実は紹介状ってとても大切なんです!~よりよい医療を受けていただくために~

3月に入ったとはいえまだまだ肌寒い日もありますが、皆さんいかがお過ごしでしょうか?
今回は日頃診察室で診察介助に携わっている外来クラークの私から、皆さんが医療機関を受診する時に是非意識してもらいたい「紹介状」についてお話しさせて頂きたいと思います。
紹介状とは、医師が他の医師や医療機関に対して患者さんを紹介する際に発行する書類のことです。
そこでまず、紹介状にはどんな事が書かれているの?気になりますよね?
大まかには以下のような内容になっています。

・患者さんの基本情報(氏名や生年月日、お住まいや連絡先、等)
・紹介の目的やこれまでの治療経過や検査結果
・現在の病状や治療について
・投薬の内容
・その他、入院歴、アレルギーの有無などetc.

一般的に紹介状といわれているものは、保険請求上では「診療情報提供書」と呼ばれます(以下、「紹介状」で統一)その名称通り“診療の情報を提供する文書”であり、これまでかかりつけ医でどんな検査や治療をし、どんな薬を処方されているのか等が記載されています。
では、紹介状を発行するのはどんな時かというと、大きく分けて二通りあります。一つは患者さんが依頼した時、もう一つはかかりつけ医が他の病院での診療が必要と判断した場合です。

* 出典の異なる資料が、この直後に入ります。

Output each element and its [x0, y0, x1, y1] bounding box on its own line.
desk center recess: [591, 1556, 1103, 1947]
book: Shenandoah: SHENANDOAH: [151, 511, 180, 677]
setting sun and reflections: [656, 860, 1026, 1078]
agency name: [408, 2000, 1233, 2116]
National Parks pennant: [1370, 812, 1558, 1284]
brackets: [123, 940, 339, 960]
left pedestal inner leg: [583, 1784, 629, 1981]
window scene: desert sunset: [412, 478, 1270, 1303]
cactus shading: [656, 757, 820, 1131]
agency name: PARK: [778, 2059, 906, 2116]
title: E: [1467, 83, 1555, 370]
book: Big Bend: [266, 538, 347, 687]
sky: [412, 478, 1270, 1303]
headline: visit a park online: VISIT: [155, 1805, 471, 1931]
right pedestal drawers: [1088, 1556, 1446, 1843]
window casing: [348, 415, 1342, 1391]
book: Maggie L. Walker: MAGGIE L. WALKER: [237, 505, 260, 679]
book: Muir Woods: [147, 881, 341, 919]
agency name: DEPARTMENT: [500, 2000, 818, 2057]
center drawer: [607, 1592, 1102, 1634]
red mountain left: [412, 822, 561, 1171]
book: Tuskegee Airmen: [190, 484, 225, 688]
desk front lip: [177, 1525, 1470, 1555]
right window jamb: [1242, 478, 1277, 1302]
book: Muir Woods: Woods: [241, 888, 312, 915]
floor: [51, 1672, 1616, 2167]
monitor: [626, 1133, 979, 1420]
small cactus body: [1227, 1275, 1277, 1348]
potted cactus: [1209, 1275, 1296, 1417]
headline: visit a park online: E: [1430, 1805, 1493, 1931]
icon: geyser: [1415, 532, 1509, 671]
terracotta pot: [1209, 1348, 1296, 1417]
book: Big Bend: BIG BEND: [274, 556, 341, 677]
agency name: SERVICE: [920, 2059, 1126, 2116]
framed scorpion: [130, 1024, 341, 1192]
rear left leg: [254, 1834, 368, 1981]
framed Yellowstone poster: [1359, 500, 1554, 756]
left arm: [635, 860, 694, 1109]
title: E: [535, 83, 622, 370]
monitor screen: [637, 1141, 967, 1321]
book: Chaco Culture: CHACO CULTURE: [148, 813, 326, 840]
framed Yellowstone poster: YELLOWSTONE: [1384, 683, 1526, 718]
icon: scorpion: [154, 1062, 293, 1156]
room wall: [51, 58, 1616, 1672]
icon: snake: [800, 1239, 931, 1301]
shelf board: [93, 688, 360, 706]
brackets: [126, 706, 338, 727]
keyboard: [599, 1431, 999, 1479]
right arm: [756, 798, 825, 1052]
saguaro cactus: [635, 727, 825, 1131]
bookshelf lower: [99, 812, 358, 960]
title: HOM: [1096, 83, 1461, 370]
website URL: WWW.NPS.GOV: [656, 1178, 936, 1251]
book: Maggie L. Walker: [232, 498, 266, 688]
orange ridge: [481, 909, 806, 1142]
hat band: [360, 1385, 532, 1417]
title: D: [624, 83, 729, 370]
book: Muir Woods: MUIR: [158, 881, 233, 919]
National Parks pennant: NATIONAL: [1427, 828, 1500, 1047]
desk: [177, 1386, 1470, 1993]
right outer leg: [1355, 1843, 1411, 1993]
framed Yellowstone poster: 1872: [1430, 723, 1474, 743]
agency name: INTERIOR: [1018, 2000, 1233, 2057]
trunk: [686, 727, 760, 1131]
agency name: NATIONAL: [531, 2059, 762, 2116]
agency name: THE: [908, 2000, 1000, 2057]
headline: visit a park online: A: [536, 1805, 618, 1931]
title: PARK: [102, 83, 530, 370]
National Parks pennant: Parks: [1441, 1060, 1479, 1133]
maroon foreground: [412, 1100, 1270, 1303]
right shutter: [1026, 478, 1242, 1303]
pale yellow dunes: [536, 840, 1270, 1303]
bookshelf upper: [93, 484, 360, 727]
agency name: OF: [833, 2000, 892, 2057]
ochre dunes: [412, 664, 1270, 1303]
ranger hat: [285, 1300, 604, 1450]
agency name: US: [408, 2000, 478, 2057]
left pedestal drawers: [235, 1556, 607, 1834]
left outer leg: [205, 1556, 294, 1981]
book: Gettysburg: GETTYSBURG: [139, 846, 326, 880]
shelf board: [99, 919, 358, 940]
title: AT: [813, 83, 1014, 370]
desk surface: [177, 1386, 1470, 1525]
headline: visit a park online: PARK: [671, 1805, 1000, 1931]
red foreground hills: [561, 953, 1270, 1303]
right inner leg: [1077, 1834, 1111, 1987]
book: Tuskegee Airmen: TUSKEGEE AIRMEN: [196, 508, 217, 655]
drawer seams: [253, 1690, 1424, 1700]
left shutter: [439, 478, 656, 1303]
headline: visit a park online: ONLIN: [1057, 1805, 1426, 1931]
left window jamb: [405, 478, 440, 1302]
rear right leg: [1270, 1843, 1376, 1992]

患者さんが医療機関を受診される時は、定期的な受診もあれば、風邪を引いて臨時で受診されたりと、理由は様々です。そんな様々なケースの中で、是非「紹介状」を持参して受診して頂きたいケースがあります。
例えば、かかりつけ医が遠方で通院が困難になってきた時や転居などで自宅に近い医療機関に転院したいとき等です。特に慢性疾患で通院や手術歴があるなど経過の長い治療や特別な治療をされている場合ほど紹介状の持つ意味は大きくなります。患者さんご自身がよりよい医療を受けられる事に繋がりますので、多少の手間と費用を要しても準備をして頂く方が望ましいと言えるでしょう。

紹介状のある時、無い時をわかりやすくまとめると、
*紹介状がある時(^.^)
・医師が患者さんの病状を迅速に把握できる。
・重複して必要のない検査を受けなくてもいいので医療費が抑えられる。
・「保険外併用療養費」がかからない。(注1)
*紹介状がない時(>_<)
・病状の経過がわかりにくい。
・処方されている薬がわからない。
・重複して必要のない検査を受けなくてはならない事があり、費用も時間もかかってしまう。
・[保険外併用療養費]という特別な料金がかかる場合がある。(注1)
(注1)保険外併用療養費とは・・・200床以上の医療機関を初診で受診した際に、初診料や医療費の他に各病院が定めた費用のこと

なんだかちょっと大阪名物の某CMみたいになってしまいましたが(笑)
とにかく紹介状があれば担当医師は、かかりつけ医療機関での患者さんの病状を迅速に把握することができます。そしてその上で今後どういった治療・検査が必要なのかを的確に判断することができ、より効率的で効果的な医療の提供に繋がるのです。

・・・とはいえ、ここで悩ましい問題がひとつ。
「紹介状が必要なのはよくわかっているけど、長年みてもらっている先生に病院をかわりたいから紹介状書いて欲しいなんてとても言えない」「忙しい先生の手を煩わせるのは申し訳なくて頼めない」という患者さんの声をよく耳にします。日本人の義理堅さや遠慮深さはとても美しく私も好きなところですが、紹介状に関していえば医師に遠慮はいりませんし、基本的に紹介状の作成を拒むこともありません。
また、ご家庭の色々な事情で紹介状の準備ができないこともありますし、紹介状が無いからといって受診出来ないわけではありませんので安心して下さいね。
そんな時はお薬手帳やかかりつけ医でもらった検査結果などがあればご持参下さい。特にお薬手帳は大切ですので必ずお持ちになって下さいね。

みどり病院では診察室で患者さんから直接、紹介状が欲しいと希望される場合も多いですが、当日お渡しできる時もあれば後日お渡しになることもあります。また紹介先の医療機関によっては受診予約まで必要な場合もあります。紹介元や紹介先の医療機関でそれぞれ手順が異なると思いますので、不明な点があればお問い合わせ頂くことをお勧めいたします。
まずは信頼できる地域のかかりつけ医を持つことが重要です。

“花冷え”という言葉があるようにお花見が出来る頃になっても、温かい日が続くと思えば急に肌寒くなったりと体調管理が難しく、なにかと調子を崩しやすい時期でもあります。
皆さん、どうぞお健やかにお過ごしくださいね。